I realize they're probably aware of what's happening, and having a fair amount of anxiety, but I'm wondering whether I should separate them from the dying cat-- they could live upstairs for a day or two, or in the basement. Do you think they'd settle down if they weren't around him? Or would that just make it worse, do you think?
post #2 of 5
I'm so sorry. It seems like the smell of (impending) death might be upsetting to your other two cats, but I'm not sure if isoliting them upstairs would help them much. I lost my two oldest cats to cancer last year, and after they had passed (when we were burying them) I went around and let my other cats smell my hands. I don't really have any valid reason for it, but it seemed like it would help them understand that the cat in question was dead. The first few days, both times, were rough for my other cats as they adjusted to missing their companions and finding a new kitty heirarchy in the house.

It sounds like the end is close for your kitty, I'm sorry.
post #3 of 5
I went to a big conference on animal hospice recently. An area touched in was other pets in the house. The others will no what's going on. They said it is important that when a companion be it human or animal passes away that it is important to allow the animals to sniff their friend. It seems to help the pet left at home deal with the loss better. All the vest to you.
post #4 of 5
How does dying kitty feel about his friends clambering all over him? If he seems to appreciate thier company I would leave them be. If they are hhurting him, or making him scared I would lock them up.
to you.
post #5 of 5
Thread Starter 
Amazingly, he's still with us this morning, although he's started only taking a breath every twenty seconds or so, so it probably isn't very long.

I think the other cats are starting to irritate him, so last night they spent the night in the basement, and I've set up a baby gate so they can't get into his little bathroom-- they can hang around outside the door, and see him, but they can't get in to climb on him anymore.
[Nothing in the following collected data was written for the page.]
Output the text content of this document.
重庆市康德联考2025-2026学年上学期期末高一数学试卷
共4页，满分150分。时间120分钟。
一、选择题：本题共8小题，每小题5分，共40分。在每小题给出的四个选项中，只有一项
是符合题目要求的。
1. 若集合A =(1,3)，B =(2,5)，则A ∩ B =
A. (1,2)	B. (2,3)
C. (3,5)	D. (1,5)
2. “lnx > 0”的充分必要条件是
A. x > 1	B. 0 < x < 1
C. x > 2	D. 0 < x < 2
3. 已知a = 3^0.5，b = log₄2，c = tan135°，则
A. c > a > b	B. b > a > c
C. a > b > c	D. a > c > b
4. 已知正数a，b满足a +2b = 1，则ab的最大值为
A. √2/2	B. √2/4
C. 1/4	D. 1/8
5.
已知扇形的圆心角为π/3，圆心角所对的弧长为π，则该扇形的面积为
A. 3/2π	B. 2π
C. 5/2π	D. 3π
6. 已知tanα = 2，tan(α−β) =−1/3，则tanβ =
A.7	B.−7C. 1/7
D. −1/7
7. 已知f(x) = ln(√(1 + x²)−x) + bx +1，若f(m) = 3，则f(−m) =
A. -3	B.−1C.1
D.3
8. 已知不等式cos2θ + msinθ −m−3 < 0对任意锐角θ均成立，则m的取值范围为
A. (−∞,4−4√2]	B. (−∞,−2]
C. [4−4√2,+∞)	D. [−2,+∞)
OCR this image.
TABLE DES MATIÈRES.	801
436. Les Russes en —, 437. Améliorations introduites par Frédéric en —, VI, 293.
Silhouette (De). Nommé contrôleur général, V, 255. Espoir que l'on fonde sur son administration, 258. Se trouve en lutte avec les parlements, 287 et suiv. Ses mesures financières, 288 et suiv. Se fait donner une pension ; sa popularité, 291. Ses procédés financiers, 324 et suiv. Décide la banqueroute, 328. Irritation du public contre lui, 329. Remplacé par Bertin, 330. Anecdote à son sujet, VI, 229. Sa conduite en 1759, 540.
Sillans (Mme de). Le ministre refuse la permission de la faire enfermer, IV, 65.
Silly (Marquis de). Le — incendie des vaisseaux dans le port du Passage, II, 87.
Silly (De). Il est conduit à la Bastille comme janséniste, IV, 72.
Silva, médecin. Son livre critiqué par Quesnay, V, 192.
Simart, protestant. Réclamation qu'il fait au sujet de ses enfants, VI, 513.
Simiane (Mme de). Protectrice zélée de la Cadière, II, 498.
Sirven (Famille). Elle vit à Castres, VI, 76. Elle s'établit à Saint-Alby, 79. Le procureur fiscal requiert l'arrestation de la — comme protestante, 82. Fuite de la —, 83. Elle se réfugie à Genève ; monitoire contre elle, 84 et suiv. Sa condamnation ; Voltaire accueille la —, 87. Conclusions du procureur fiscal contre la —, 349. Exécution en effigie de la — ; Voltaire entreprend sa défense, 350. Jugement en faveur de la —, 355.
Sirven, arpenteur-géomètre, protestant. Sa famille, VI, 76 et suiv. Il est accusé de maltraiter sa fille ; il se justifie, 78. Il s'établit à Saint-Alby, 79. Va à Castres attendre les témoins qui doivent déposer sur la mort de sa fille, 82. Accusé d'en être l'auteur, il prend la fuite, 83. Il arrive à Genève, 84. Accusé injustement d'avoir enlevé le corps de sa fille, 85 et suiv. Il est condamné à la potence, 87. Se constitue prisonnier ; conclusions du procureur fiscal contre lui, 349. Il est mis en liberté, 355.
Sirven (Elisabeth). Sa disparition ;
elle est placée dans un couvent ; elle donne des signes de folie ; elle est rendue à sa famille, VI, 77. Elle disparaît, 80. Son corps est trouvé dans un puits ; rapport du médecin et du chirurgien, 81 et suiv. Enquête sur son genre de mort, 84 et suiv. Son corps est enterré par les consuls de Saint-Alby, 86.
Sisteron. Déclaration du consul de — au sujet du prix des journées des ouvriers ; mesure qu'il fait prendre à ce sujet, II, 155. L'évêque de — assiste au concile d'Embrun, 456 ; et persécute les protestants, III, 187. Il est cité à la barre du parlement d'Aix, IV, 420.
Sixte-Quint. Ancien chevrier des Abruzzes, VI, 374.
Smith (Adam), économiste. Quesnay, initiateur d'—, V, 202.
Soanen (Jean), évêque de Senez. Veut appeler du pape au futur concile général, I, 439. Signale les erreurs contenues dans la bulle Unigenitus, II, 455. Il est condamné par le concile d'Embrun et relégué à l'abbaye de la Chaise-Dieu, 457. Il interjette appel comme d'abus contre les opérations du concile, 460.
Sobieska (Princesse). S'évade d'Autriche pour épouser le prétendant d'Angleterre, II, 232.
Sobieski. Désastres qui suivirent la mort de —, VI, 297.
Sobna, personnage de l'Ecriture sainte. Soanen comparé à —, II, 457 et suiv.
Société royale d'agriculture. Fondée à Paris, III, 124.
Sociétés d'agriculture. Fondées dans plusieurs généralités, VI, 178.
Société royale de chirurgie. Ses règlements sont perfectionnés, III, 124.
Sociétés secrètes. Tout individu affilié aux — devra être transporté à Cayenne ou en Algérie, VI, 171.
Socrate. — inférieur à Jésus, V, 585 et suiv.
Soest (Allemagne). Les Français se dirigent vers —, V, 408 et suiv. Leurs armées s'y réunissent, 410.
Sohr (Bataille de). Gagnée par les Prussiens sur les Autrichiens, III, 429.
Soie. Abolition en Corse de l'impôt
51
I just wish he would close his eyes and just go. I told him so last night-- sat with him a long time and told him it was okay to let go, that we loved him and we'd miss him but we understood that it was time, and I really thought this morning he'd be gone.

I've made up my mind that if he's still hanging on tomorrow, we'll reconsider having him put to sleep. I'm holding back on that because he's terrified of strangers, always has been, and I don't want him to spend his last minutes being afraid.